With regard to the labour market test, while final authorisation must be given by the Federal Employment Agency, decision-making power is relatively decentralised to municipal immigration bodies, so there can be some variation in implementation. Consistently, however, immigration officials have been found to draw on ideas of ‘deservingness’ which relate to the CARIN criteria (control, attitude, reciprocity, identity and need) first proposed by van Oorschot in relation to welfare.

Requirements around control – how much one can be blamed for one’s situation – and reciprocity – one’s contribution to society – are also embedded in German immigration law. Moreover, public discourse tends to separate deserving asylum-seekers from undeserving economic migrants. Even the official label of ‘Geduldete’ arguably implies undeservingness as those to whom it is applied are not accepted but tolerated; so it would seem that Germans feel some friction, too, with the idea of an entirely unconditional welcome for asylum-seekers.

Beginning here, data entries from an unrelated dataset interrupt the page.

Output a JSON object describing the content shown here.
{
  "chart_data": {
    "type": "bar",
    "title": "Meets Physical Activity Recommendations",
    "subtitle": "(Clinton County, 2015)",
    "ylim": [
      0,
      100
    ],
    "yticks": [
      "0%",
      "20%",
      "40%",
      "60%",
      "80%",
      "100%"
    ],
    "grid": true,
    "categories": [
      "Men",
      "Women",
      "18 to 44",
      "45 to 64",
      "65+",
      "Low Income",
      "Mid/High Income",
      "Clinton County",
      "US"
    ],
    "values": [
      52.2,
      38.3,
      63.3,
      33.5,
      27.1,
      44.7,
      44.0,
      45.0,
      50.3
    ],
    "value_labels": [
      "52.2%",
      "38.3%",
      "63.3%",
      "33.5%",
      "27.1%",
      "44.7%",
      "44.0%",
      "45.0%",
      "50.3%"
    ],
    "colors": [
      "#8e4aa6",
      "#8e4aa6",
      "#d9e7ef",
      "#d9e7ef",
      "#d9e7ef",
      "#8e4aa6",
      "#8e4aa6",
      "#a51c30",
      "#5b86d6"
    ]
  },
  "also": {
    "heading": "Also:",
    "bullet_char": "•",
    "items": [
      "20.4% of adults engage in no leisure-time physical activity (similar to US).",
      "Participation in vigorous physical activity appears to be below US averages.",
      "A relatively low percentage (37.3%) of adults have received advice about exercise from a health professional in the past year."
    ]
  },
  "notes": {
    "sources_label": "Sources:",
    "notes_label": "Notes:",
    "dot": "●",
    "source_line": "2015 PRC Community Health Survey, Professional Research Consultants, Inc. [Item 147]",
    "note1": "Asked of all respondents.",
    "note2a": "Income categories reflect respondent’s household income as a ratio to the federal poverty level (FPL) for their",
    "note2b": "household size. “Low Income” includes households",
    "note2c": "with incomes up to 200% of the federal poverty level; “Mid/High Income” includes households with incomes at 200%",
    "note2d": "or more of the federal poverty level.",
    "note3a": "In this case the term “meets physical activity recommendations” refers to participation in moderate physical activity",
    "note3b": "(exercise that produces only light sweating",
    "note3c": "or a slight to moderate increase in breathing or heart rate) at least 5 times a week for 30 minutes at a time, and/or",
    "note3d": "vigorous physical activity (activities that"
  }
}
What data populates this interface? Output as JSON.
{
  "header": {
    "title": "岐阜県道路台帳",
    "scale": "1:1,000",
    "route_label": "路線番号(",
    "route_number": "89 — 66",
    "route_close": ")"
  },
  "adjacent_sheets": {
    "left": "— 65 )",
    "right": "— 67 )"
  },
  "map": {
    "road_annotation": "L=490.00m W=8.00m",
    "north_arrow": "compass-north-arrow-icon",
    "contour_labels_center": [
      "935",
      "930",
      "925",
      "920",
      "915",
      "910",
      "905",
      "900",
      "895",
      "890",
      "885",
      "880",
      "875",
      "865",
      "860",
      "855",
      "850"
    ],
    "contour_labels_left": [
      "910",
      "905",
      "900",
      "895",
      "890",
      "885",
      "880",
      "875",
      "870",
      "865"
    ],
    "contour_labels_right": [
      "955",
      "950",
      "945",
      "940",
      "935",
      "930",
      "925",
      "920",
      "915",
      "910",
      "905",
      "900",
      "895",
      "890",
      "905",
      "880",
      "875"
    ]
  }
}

Nonetheless, where institutional and personal prejudices remain, these seem to be at least partially countered by overall framings of migration in Germany as a potential asset rather than a hindrance. Public discourse lends more thought to the economic benefits of allowing all migrants to work – namely, reducing labour shortages and maintaining contributions to social security systems. Business associations in particular have pushed to open the market to asylum-seekers, with considerable results. Applying this to the UK, then, there may be some benefit from framing the issue not only in moral but also in self-interested practical terms: what can we gain?

Potential for change in the UK

The UK’s longstanding asylum policy relies on circular logic: asylum-seekers are a burden as they are dependent on the state, so to prevent them from being drawn to the country by economic opportunities, we must exclude them from the labour market, rendering them dependent on the state. As well as being discriminatory and feeding into anti-migration sentiments, this approach represents a missed opportunity for the economy and welfare system. This is something Germany recognises, and the EU is beginning to, yet the UK still does not.

A sustainable and just path forward must consider the needs of asylum-seekers and host countries as interrelated and mutually beneficial. Given the UK government’s record, it seems unlikely that they will open access to the labour market on humanitarian grounds any time soon. But perhaps the remaining avenue of economic self-interest is yet to be exhausted.